Exercise: Selecting Random Data

One thing that isn’t easy to do with SQL is selecting random rows. There are functions to generate random values, but generating a new random column on a large table, and then sorting by that column (or computing the max value and then selecting an observation) is costly. This is one scenario when working with a database from R (or another program) is useful.

Use the code below to create a table in the database. Then figure out how to select 3 random rows from that table (as if you didn’t have access to the code or values that created the table). Do this without reading the entire table into R. Hint: you’ll probably want to use some combination of sorting the table, limiting the number of rows you retrieve, and offsetting results (learn more here or here if you need a refresher).

Remember to set the connection information as appropriate.

The new argument bigint in the connection function tells the package how to translate data from the database into R.

library(RPostgres)
con <- dbConnect(RPostgres::Postgres(), host="localhost", dbname="workshop",
                 bigint="numeric") 

make_random_name <- function() {
  paste(sample(LETTERS, 5), collapse="")
}

measure <- data.frame(id=sample(1:1000, 100), 
                      name=replicate(100, make_random_name()))

dbWriteTable(con, "measure", measure,
             row.names = FALSE,
             overwrite=TRUE) # in case code is run multiple times

Exercise: dbplyr

Connect to the dvdrental database. Repeat Exercise: Joining and Grouping 2 from Part 2 using dbplyr.

library(dbplyr)
library(dplyr)

Exercise: Create and Populate Tables

Connect to a database where you have permission to create tables. (If you’re doing this on your own, you could use SQLite instead of PostgreSQL and write a local database.)

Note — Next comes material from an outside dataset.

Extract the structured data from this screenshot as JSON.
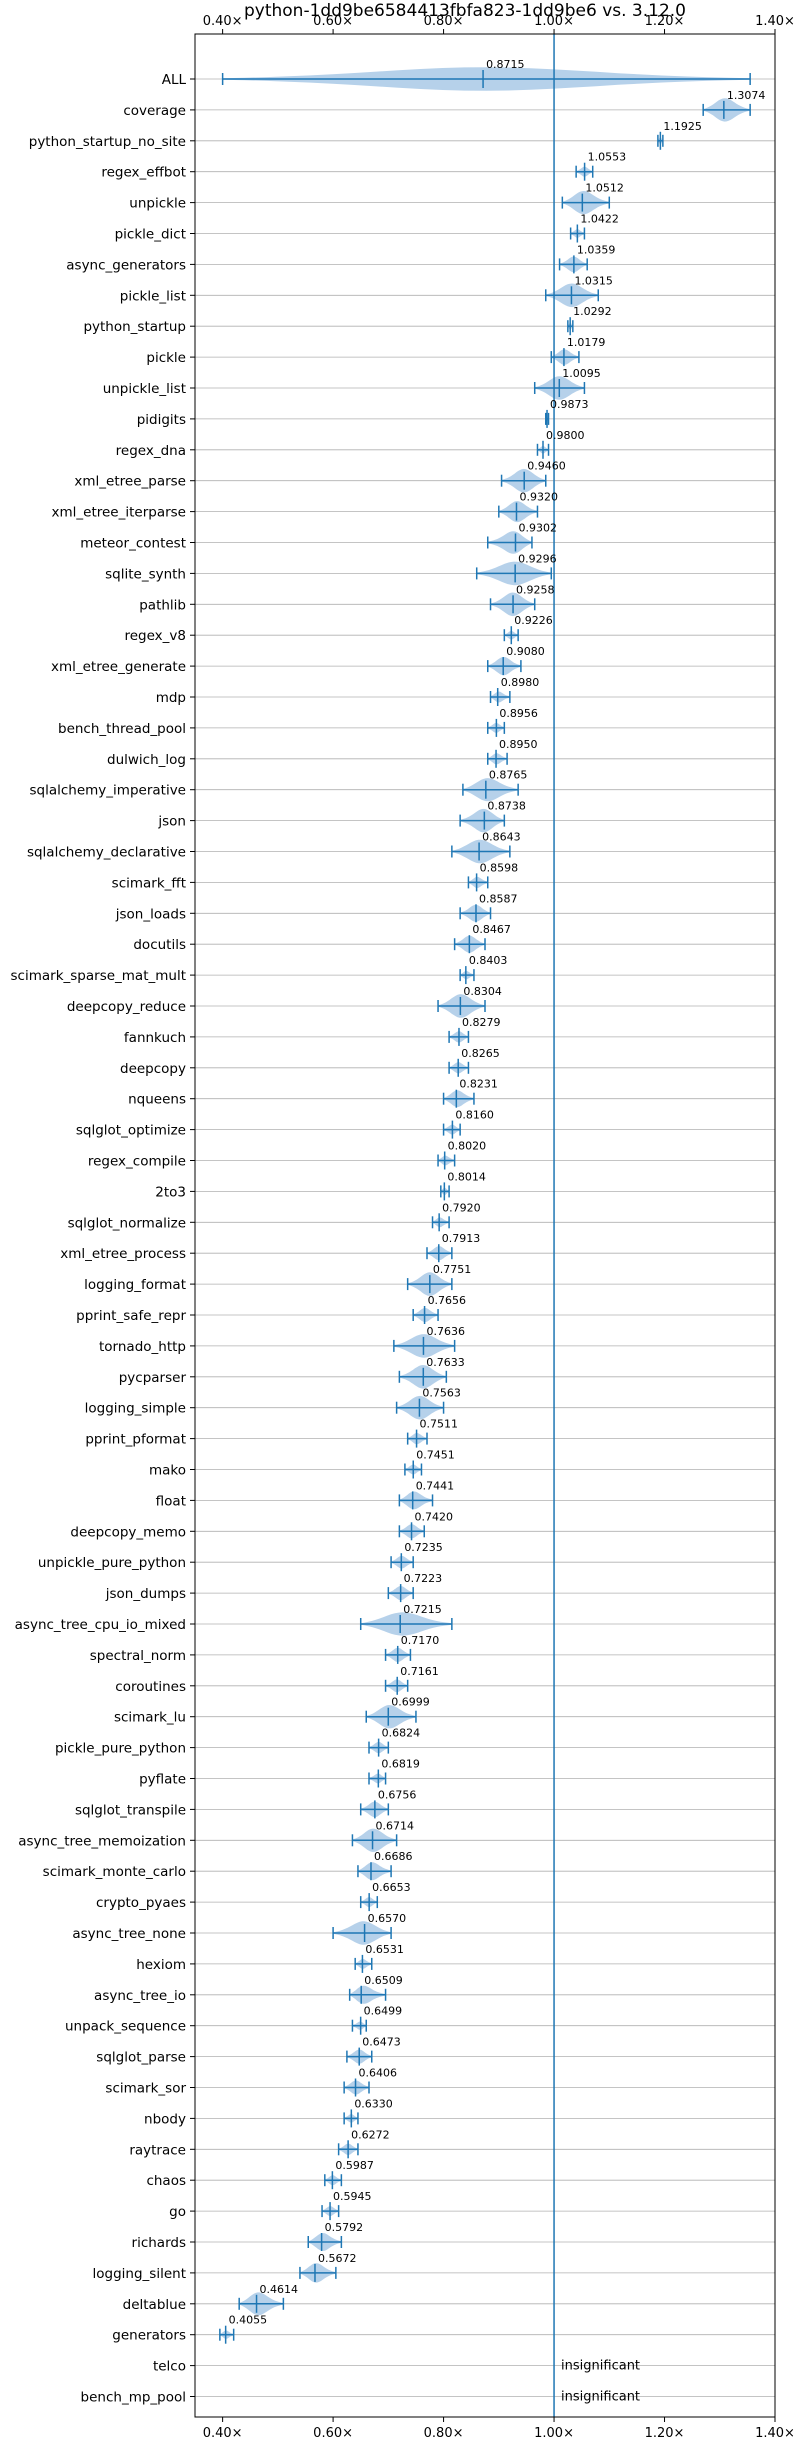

Create three tables with appropriate columns:

Populate the tables with information about your friends and/or family. Hint: think about how you want to handle IDs for people so that you can use them in the relationship table. Hint 2: think about how to make it clear in the relationship table what the direction of the relationship is (e.g. who is the child and who is the parent?). Hint 3: you can use dbWriteTable to add data to an existing table – set the append argument.

Once you have the tables created, select data from the database and print out sentences describing the family relationships.

Note: the process of creating database tables and populating them from R is a bit messy and doesn’t have a good natural workflow. This exercise is to help you get used to doing it, but you generally want to avoid creating databases from R in most circumstances. Use R to select data from databases, not create databases (at least stable, production ones).